Plain clothes agents of the Ministry of Intelligence, Revolutionary Guards and Bassij, in coordination with the State Security Force, attacked student dormitories in the post-election crackdowns, killing dozens of students.
At least eight students were murdered in Tehran University, alone. Hundreds of students have been summoned and detained, tortured and deprived from education. Those professors, who dared to defend the rights of students and demand freedom, were deprived from employment (i.e. fired) and subsequently imprisoned.
Today, in an open contravention of international laws, suppressive agents have been organized inside universities under the banner of security, disciplinary and Bassij forces. Intelligence agents with plain clothes also enjoy freedom of action on campus and are deployed outside by the State Security Force.
Discrimination against religious and national minorities has also aggravated. Azeri, Kurd, Arab, Baluch and other activists have been repressed and executed en mass. Ordinary citizens have neither been spared. More than 20 teachers in Baluchistan have been arrested and jailed. Kurdish citizens, including a 16-year-old boy by the name of Arman Resalat as well as dozens of inhabitants of border villages, have been arbitrarily killed.
Christians and Bahais have been detained and persecuted. They have been threatened with death and execution on the charge of being renegades. This type of persecution is no longer limited to religious minorities, Sunni and Sufi Shiites, but it also includes religious Shiite authorities who oppose Khamenei’s medieval regime.
Journalists and the press are censored and repressed. Reporters without borders describe Iran as the largest prison for reporters and one of the major enemies of the Internet. This round, however, the practice expanded to foreign journalists who were brutalized, jailed, and expelled from Iran.
The internet services are in the control of the Revolutionary Guards Corps and “internet criminals” are charged with “waging war on God” and sentenced to death. Reporters have also been forced to confess in show trials that they spied for foreign countries.
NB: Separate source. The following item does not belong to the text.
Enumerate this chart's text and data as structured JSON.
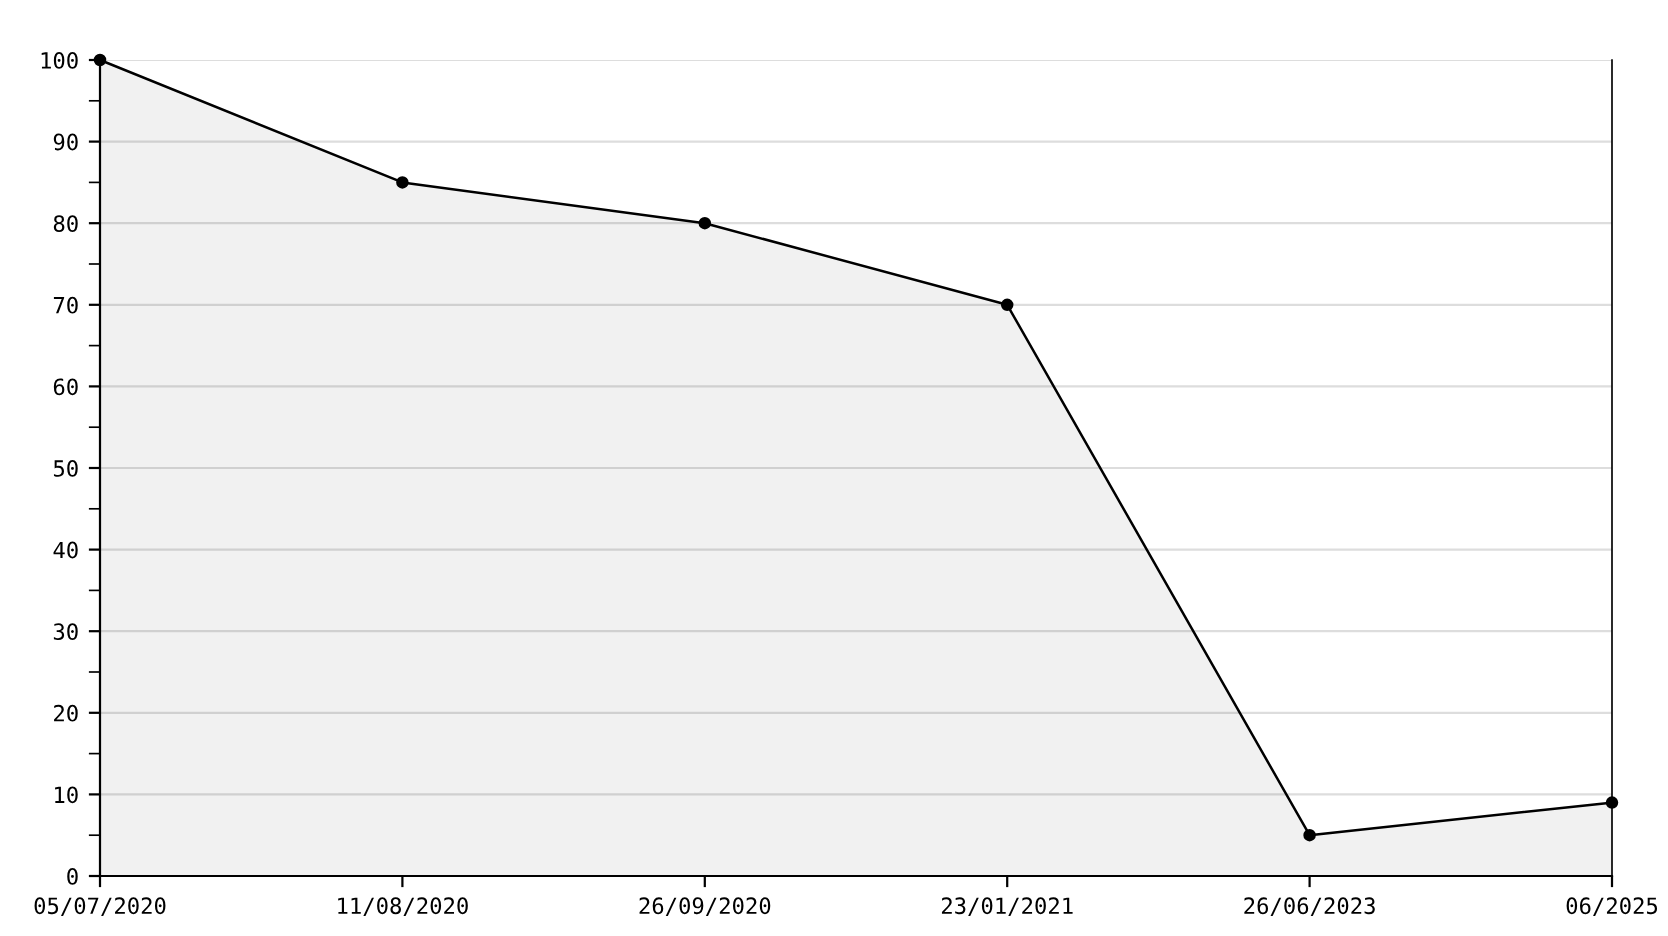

Today, a large number of persons have been imprisoned, harassed, and sentenced to long prison terms only for being related to members of political groups, specially the People’s Mojahedin of Iran (PMOI),on fabricated charges. They are deprived of their most basic rights including the right to have family and lawyer’s visits and receive medical treatment. They include the Yazerlou, Banazadeh, Hajilouii, Tarlani, Nabavi, Dokmehtchi, Ziaii, Mo’ezzi and Naderi families among others.
The present collection aims to show a picture – although inadequate -- of the pervasive crimes committed against the oppressed people of Iran and seek help to restitute their trampled rights. These crimes against humanity need to be addressed by the UN Security Council and its perpetrators -- the Tehran leaders -- appropriately brought to justice in international tribunals.